On Thursday, President Joe Biden’s administration suffered a huge blow after their attempts to insert a $15 per hour minimum wage hike into the next COVID-19 relief package was ruled against by the Senate parliamentarian, based on the fact that the Byrd Rule prevents certain types of legislation from being included in budget-related bills.
Many argued that Vice President Kamala Harris holds the Constitutional power to override that decision, but the White House made clear that they’re not interested in using that controversial move for this bill. What they didn’t say is that they’ll likely use it when it really counts.
The news hit hard for Americans who were sold on the promise of higher wages and forced the Biden administration to backtrack to some degree, promising that the administration would still push to make the federal wage hike happen in the near future.
But according to the Washington Examiner, Republican Sen. Josh Hawley seemingly capitalized on the situation on Friday, announcing his support for a $15 per hour minimum wage, but with one clear exception and quite honestly, it’s not only brilliant, but it makes common sense.
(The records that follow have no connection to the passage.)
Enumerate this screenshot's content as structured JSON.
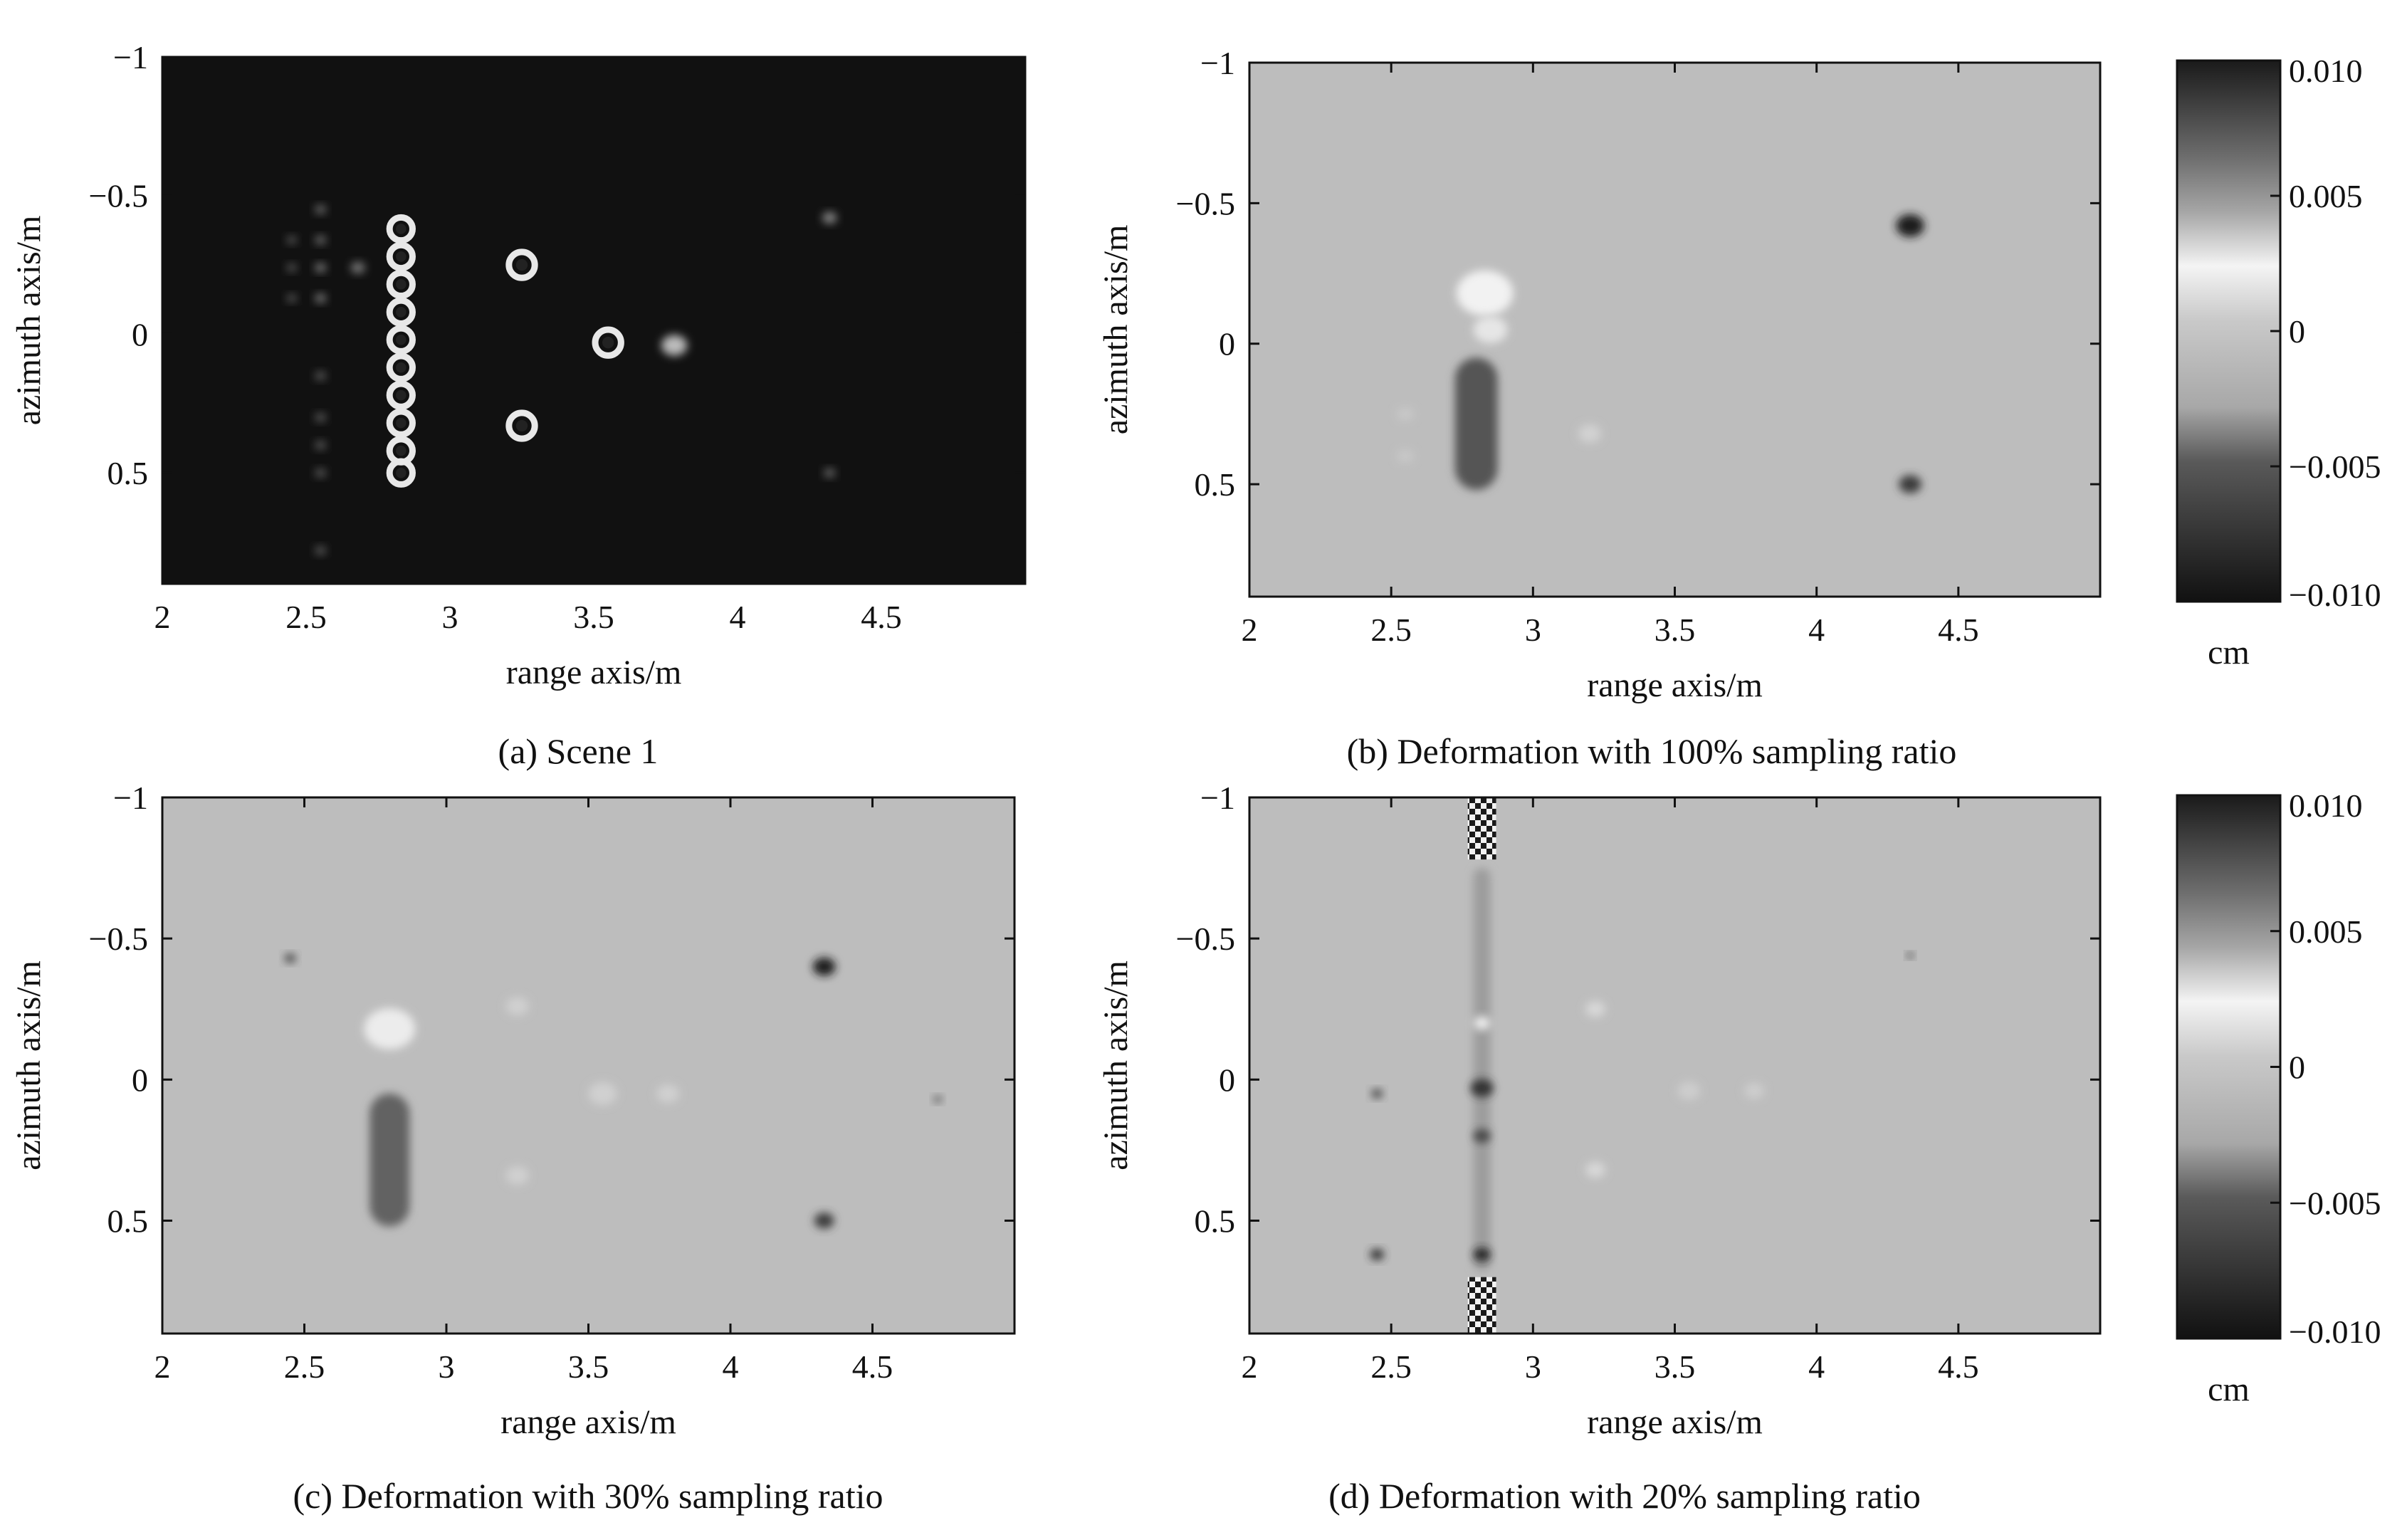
{
  "chart_data": [
    {
      "type": "heatmap",
      "caption": "(a) Scene 1",
      "xlabel": "range axis/m",
      "ylabel": "azimuth axis/m",
      "xlim": [
        2,
        5
      ],
      "ylim": [
        -1,
        0.9
      ],
      "xticks": [
        "2",
        "2.5",
        "3",
        "3.5",
        "4",
        "4.5"
      ],
      "yticks": [
        "−1",
        "−0.5",
        "0",
        "0.5"
      ],
      "background": "#111111",
      "features": [
        {
          "kind": "ring",
          "x": 2.83,
          "y": -0.38,
          "r": 0.04
        },
        {
          "kind": "ring",
          "x": 2.83,
          "y": -0.28,
          "r": 0.04
        },
        {
          "kind": "ring",
          "x": 2.83,
          "y": -0.18,
          "r": 0.04
        },
        {
          "kind": "ring",
          "x": 2.83,
          "y": -0.08,
          "r": 0.04
        },
        {
          "kind": "ring",
          "x": 2.83,
          "y": 0.02,
          "r": 0.04
        },
        {
          "kind": "ring",
          "x": 2.83,
          "y": 0.12,
          "r": 0.04
        },
        {
          "kind": "ring",
          "x": 2.83,
          "y": 0.22,
          "r": 0.04
        },
        {
          "kind": "ring",
          "x": 2.83,
          "y": 0.32,
          "r": 0.04
        },
        {
          "kind": "ring",
          "x": 2.83,
          "y": 0.42,
          "r": 0.04
        },
        {
          "kind": "ring",
          "x": 2.83,
          "y": 0.5,
          "r": 0.04
        },
        {
          "kind": "ring",
          "x": 3.25,
          "y": -0.25,
          "r": 0.045
        },
        {
          "kind": "ring",
          "x": 3.25,
          "y": 0.33,
          "r": 0.045
        },
        {
          "kind": "ring",
          "x": 3.55,
          "y": 0.03,
          "r": 0.045
        },
        {
          "kind": "blob",
          "x": 3.78,
          "y": 0.04,
          "r": 0.045,
          "color": "#bbbbbb"
        },
        {
          "kind": "blob",
          "x": 4.32,
          "y": -0.42,
          "r": 0.025,
          "color": "#888888"
        },
        {
          "kind": "blob",
          "x": 4.32,
          "y": 0.5,
          "r": 0.02,
          "color": "#666666"
        },
        {
          "kind": "blob",
          "x": 2.55,
          "y": -0.45,
          "r": 0.02,
          "color": "#666666"
        },
        {
          "kind": "blob",
          "x": 2.55,
          "y": -0.34,
          "r": 0.02,
          "color": "#666666"
        },
        {
          "kind": "blob",
          "x": 2.55,
          "y": -0.24,
          "r": 0.02,
          "color": "#777777"
        },
        {
          "kind": "blob",
          "x": 2.55,
          "y": -0.13,
          "r": 0.02,
          "color": "#777777"
        },
        {
          "kind": "blob",
          "x": 2.55,
          "y": 0.15,
          "r": 0.02,
          "color": "#555555"
        },
        {
          "kind": "blob",
          "x": 2.55,
          "y": 0.3,
          "r": 0.02,
          "color": "#555555"
        },
        {
          "kind": "blob",
          "x": 2.55,
          "y": 0.4,
          "r": 0.02,
          "color": "#555555"
        },
        {
          "kind": "blob",
          "x": 2.55,
          "y": 0.5,
          "r": 0.02,
          "color": "#555555"
        },
        {
          "kind": "blob",
          "x": 2.55,
          "y": 0.78,
          "r": 0.02,
          "color": "#555555"
        },
        {
          "kind": "blob",
          "x": 2.45,
          "y": -0.34,
          "r": 0.018,
          "color": "#555555"
        },
        {
          "kind": "blob",
          "x": 2.45,
          "y": -0.24,
          "r": 0.018,
          "color": "#555555"
        },
        {
          "kind": "blob",
          "x": 2.45,
          "y": -0.13,
          "r": 0.018,
          "color": "#555555"
        },
        {
          "kind": "blob",
          "x": 2.68,
          "y": -0.24,
          "r": 0.025,
          "color": "#777777"
        }
      ]
    },
    {
      "type": "heatmap",
      "caption": "(b) Deformation with 100% sampling ratio",
      "xlabel": "range axis/m",
      "ylabel": "azimuth axis/m",
      "xlim": [
        2,
        5
      ],
      "ylim": [
        -1,
        0.9
      ],
      "xticks": [
        "2",
        "2.5",
        "3",
        "3.5",
        "4",
        "4.5"
      ],
      "yticks": [
        "−1",
        "−0.5",
        "0",
        "0.5"
      ],
      "background": "#bdbdbd",
      "colorbar": {
        "ticks": [
          "0.010",
          "0.005",
          "0",
          "−0.005",
          "−0.010"
        ],
        "unit": "cm"
      },
      "features": [
        {
          "kind": "column",
          "x": 2.8,
          "y0": 0.05,
          "y1": 0.52,
          "w": 0.15,
          "color": "#555555"
        },
        {
          "kind": "blob",
          "x": 2.83,
          "y": -0.18,
          "r": 0.1,
          "color": "#f2f2f2"
        },
        {
          "kind": "blob",
          "x": 2.85,
          "y": -0.05,
          "r": 0.06,
          "color": "#e6e6e6"
        },
        {
          "kind": "blob",
          "x": 4.33,
          "y": -0.42,
          "r": 0.05,
          "color": "#1a1a1a"
        },
        {
          "kind": "blob",
          "x": 4.33,
          "y": 0.5,
          "r": 0.04,
          "color": "#3a3a3a"
        },
        {
          "kind": "blob",
          "x": 3.2,
          "y": 0.32,
          "r": 0.04,
          "color": "#d2d2d2"
        },
        {
          "kind": "blob",
          "x": 2.55,
          "y": 0.25,
          "r": 0.03,
          "color": "#c8c8c8"
        },
        {
          "kind": "blob",
          "x": 2.55,
          "y": 0.4,
          "r": 0.03,
          "color": "#c8c8c8"
        }
      ]
    },
    {
      "type": "heatmap",
      "caption": "(c) Deformation with 30% sampling ratio",
      "xlabel": "range axis/m",
      "ylabel": "azimuth axis/m",
      "xlim": [
        2,
        5
      ],
      "ylim": [
        -1,
        0.9
      ],
      "xticks": [
        "2",
        "2.5",
        "3",
        "3.5",
        "4",
        "4.5"
      ],
      "yticks": [
        "−1",
        "−0.5",
        "0",
        "0.5"
      ],
      "background": "#bdbdbd",
      "features": [
        {
          "kind": "column",
          "x": 2.8,
          "y0": 0.05,
          "y1": 0.52,
          "w": 0.14,
          "color": "#626262"
        },
        {
          "kind": "blob",
          "x": 2.8,
          "y": -0.18,
          "r": 0.09,
          "color": "#ececec"
        },
        {
          "kind": "blob",
          "x": 4.33,
          "y": -0.4,
          "r": 0.04,
          "color": "#1a1a1a"
        },
        {
          "kind": "blob",
          "x": 4.33,
          "y": 0.5,
          "r": 0.035,
          "color": "#3a3a3a"
        },
        {
          "kind": "blob",
          "x": 3.55,
          "y": 0.05,
          "r": 0.05,
          "color": "#d0d0d0"
        },
        {
          "kind": "blob",
          "x": 3.78,
          "y": 0.05,
          "r": 0.04,
          "color": "#d0d0d0"
        },
        {
          "kind": "blob",
          "x": 3.25,
          "y": -0.26,
          "r": 0.04,
          "color": "#d0d0d0"
        },
        {
          "kind": "blob",
          "x": 3.25,
          "y": 0.34,
          "r": 0.04,
          "color": "#d0d0d0"
        },
        {
          "kind": "blob",
          "x": 2.45,
          "y": -0.43,
          "r": 0.02,
          "color": "#444444"
        },
        {
          "kind": "blob",
          "x": 4.73,
          "y": 0.07,
          "r": 0.015,
          "color": "#555555"
        }
      ]
    },
    {
      "type": "heatmap",
      "caption": "(d) Deformation with 20% sampling ratio",
      "xlabel": "range axis/m",
      "ylabel": "azimuth axis/m",
      "xlim": [
        2,
        5
      ],
      "ylim": [
        -1,
        0.9
      ],
      "xticks": [
        "2",
        "2.5",
        "3",
        "3.5",
        "4",
        "4.5"
      ],
      "yticks": [
        "−1",
        "−0.5",
        "0",
        "0.5"
      ],
      "background": "#bdbdbd",
      "colorbar": {
        "ticks": [
          "0.010",
          "0.005",
          "0",
          "−0.005",
          "−0.010"
        ],
        "unit": "cm"
      },
      "features": [
        {
          "kind": "checker",
          "x": 2.82,
          "y0": -1.0,
          "y1": -0.78,
          "w": 0.1
        },
        {
          "kind": "checker",
          "x": 2.82,
          "y0": 0.7,
          "y1": 0.9,
          "w": 0.1
        },
        {
          "kind": "column",
          "x": 2.82,
          "y0": -0.75,
          "y1": 0.68,
          "w": 0.06,
          "color": "#9c9c9c"
        },
        {
          "kind": "blob",
          "x": 2.82,
          "y": -0.2,
          "r": 0.03,
          "color": "#efefef"
        },
        {
          "kind": "blob",
          "x": 2.82,
          "y": 0.03,
          "r": 0.04,
          "color": "#333333"
        },
        {
          "kind": "blob",
          "x": 2.82,
          "y": 0.2,
          "r": 0.03,
          "color": "#444444"
        },
        {
          "kind": "blob",
          "x": 2.82,
          "y": 0.62,
          "r": 0.03,
          "color": "#222222"
        },
        {
          "kind": "blob",
          "x": 3.22,
          "y": -0.25,
          "r": 0.035,
          "color": "#d8d8d8"
        },
        {
          "kind": "blob",
          "x": 3.22,
          "y": 0.32,
          "r": 0.035,
          "color": "#d8d8d8"
        },
        {
          "kind": "blob",
          "x": 3.55,
          "y": 0.04,
          "r": 0.04,
          "color": "#cdcdcd"
        },
        {
          "kind": "blob",
          "x": 3.78,
          "y": 0.04,
          "r": 0.035,
          "color": "#cdcdcd"
        },
        {
          "kind": "blob",
          "x": 2.45,
          "y": 0.62,
          "r": 0.025,
          "color": "#333333"
        },
        {
          "kind": "blob",
          "x": 2.45,
          "y": 0.05,
          "r": 0.02,
          "color": "#444444"
        },
        {
          "kind": "blob",
          "x": 4.33,
          "y": -0.44,
          "r": 0.012,
          "color": "#333333"
        }
      ]
    }
  ]
}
Hawley proposed that the minimum wage be increased to $15 per hour only at businesses that have yearly revenues of $1 billion or more, which are essentially the only companies that can afford such a massive jump in wages without cutting jobs or going out of business.
Hawley’s plan is in stark contrast to Biden’s, which would raise wages to that amount for the mom & pop diner down the street who are already struggling because of a year’s worth of COVID-19 shenanigans. A wage increase like that would cut jobs in the best-case scenario, but would ultimately lead to the end of thousands of small businesses that are struggling to make it right now.
“For decades, the wages of everyday, working Americans have remained stagnate while monopoly corporations have consolidated industry after industry, securing record profits for CEOs and investment bankers,” the senator said in a statement. “Mega-corporations can afford to pay their workers $15 an hour, and it’s long past time they do so, but this should not come at the expense of small businesses already struggling to make it.”
Hawley’s approach would not only make sense (and should gather bipartisan support) but it would also compliment another proposal he’s working on called the “Blue Collar Bonus,” which would provide relief to workers making less than the median wage of $16.15 per hour with a tax credit. The credit would be “worth 50 percent of the difference between the median wage and the worker’s hourly wage rate.”
While most conservatives are not in favor of hiking the minimum wage — especially during a global pandemic — Hawley seems to be truly reaching across the aisle with a commonsense approach to making it happen, if it ultimately has to happen.